L’image ici, élément intrinsèque de l’espace scénique, doit aller dans le sens de ces mouvements polyphoniques, cacophoniques amenés par la partition de Sarah Kane. Prolonger le trouble, l’illisibilité au-delà du présent immédiat de la scène, ouvrir un espace qui, par l’image, déborde les limites de la scène et fait exploser les frontières. Il faudrait ajouter enfin, qu’il n’y a pas d’histoire à proprement parler, il y a une présence filmée, qui ne s’inscrit pas dans une progression narrative, ce qui permet d’ouvrir des voies d’expérimentation multiples et de les superposer.Cette absence de narration, de chronologie va permettre d’ouvrir un espace d’absolue liberté d’ou percera les morceaux multiples d un moi perdu en lui-même. Comme Sarah Kane, il s’agira par la fiction de creuser cette quête absolue de vérité qui passe le constat d’un plus d’un au fondement de notre être. Il y a chez Sarah Kane cette obsession du présent, cette tentative désespérée de vouloir le saisir. Le constat douloureux de son impossible appropriation et restitution conduit irrémédiablement à la disparition. Ce sont des pistes que le travail de la vidéo tentera d’explorer. La femme est dans un espace non identifié: ni domestique, ni extérieur…un espace vide. Elle se meut selon une logique intime et arbitraire. Elle n’est rattachée à aucune activité « réelle », c'est-à-dire que son action se réduit aux mouvements de son corps, à l’élasticité de son visage et à la variation de ses émotions : c’est une femme/un visage paysage. Il s’agit d’utiliser différents procédés cinématographiques, (le cut, le plan séquence, le plan fixe) mêlés à différentes valeurs de plans, qui au montage vont imposer des variations temporelles particulières.

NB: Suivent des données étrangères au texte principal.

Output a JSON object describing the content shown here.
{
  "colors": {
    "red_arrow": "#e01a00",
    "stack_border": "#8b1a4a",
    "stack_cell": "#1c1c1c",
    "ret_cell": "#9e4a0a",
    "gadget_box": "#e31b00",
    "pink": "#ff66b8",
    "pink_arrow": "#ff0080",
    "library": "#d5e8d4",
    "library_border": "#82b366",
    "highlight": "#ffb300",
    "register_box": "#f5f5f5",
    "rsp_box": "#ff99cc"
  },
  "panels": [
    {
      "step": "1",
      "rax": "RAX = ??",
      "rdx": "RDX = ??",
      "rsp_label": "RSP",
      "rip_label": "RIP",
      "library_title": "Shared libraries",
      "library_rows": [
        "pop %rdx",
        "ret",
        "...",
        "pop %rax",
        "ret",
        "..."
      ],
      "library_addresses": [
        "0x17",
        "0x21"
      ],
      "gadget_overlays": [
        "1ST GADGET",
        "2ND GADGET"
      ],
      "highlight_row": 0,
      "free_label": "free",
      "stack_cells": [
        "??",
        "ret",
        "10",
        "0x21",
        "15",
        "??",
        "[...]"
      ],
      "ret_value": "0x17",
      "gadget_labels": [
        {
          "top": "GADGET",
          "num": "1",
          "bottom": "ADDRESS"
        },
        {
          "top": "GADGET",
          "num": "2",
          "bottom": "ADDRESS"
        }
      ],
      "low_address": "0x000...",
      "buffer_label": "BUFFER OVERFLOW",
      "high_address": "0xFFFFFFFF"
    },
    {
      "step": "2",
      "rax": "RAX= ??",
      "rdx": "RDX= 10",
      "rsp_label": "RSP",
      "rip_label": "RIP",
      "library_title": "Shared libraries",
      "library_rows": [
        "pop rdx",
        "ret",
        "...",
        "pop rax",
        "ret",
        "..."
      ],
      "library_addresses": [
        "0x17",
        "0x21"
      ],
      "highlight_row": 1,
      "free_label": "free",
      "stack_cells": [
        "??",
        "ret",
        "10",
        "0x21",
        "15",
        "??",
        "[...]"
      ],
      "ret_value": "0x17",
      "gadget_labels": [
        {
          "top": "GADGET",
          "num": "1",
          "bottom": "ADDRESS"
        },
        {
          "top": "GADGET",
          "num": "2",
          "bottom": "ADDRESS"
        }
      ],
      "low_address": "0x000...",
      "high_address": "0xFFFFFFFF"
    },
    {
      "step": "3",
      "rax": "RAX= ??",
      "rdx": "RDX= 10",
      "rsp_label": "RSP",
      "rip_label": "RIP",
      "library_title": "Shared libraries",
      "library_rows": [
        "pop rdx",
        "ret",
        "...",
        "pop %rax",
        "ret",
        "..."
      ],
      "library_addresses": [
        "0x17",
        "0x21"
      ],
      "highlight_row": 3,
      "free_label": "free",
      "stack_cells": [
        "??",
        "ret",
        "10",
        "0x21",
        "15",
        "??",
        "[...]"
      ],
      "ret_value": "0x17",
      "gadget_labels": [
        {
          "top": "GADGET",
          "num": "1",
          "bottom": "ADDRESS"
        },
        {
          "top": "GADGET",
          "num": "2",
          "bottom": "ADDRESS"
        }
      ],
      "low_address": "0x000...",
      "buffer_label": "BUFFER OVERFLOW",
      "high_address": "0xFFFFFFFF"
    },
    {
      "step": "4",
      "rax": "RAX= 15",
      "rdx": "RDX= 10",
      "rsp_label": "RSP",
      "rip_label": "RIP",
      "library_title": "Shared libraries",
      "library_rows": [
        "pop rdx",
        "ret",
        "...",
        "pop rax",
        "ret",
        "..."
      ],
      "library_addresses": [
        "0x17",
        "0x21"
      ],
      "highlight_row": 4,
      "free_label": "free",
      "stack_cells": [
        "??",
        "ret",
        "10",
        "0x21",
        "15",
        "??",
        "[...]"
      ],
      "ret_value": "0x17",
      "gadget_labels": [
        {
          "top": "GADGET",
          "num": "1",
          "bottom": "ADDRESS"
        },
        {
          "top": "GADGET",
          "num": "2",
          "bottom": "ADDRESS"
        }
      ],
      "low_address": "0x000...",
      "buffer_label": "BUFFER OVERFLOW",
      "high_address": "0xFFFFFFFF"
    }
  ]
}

La durée : Le plan séquence, le présent absolu : ce n’est plus l’action qui fait l’événement mais c’est la présence qui est événement. Il y aura de long plan fixe sur son visage, comme si l’on voulait travailler au scalpel la naissance de l’expression.
Le cut :Intrusion d’images, inserts, apparition/disparition.
L’absence de chronologie permet de jouer avec les heurts temporels, rien n’est raccordable, ne permet de construire une histoire, mais au contraire tout est là, voulant exister en même temps.
La répétition : résurgences et « revenances », un temps qui se répète, un présent absolu qui refuse ou empêche tout recours à une chronologie, mais ouvre le temps du même.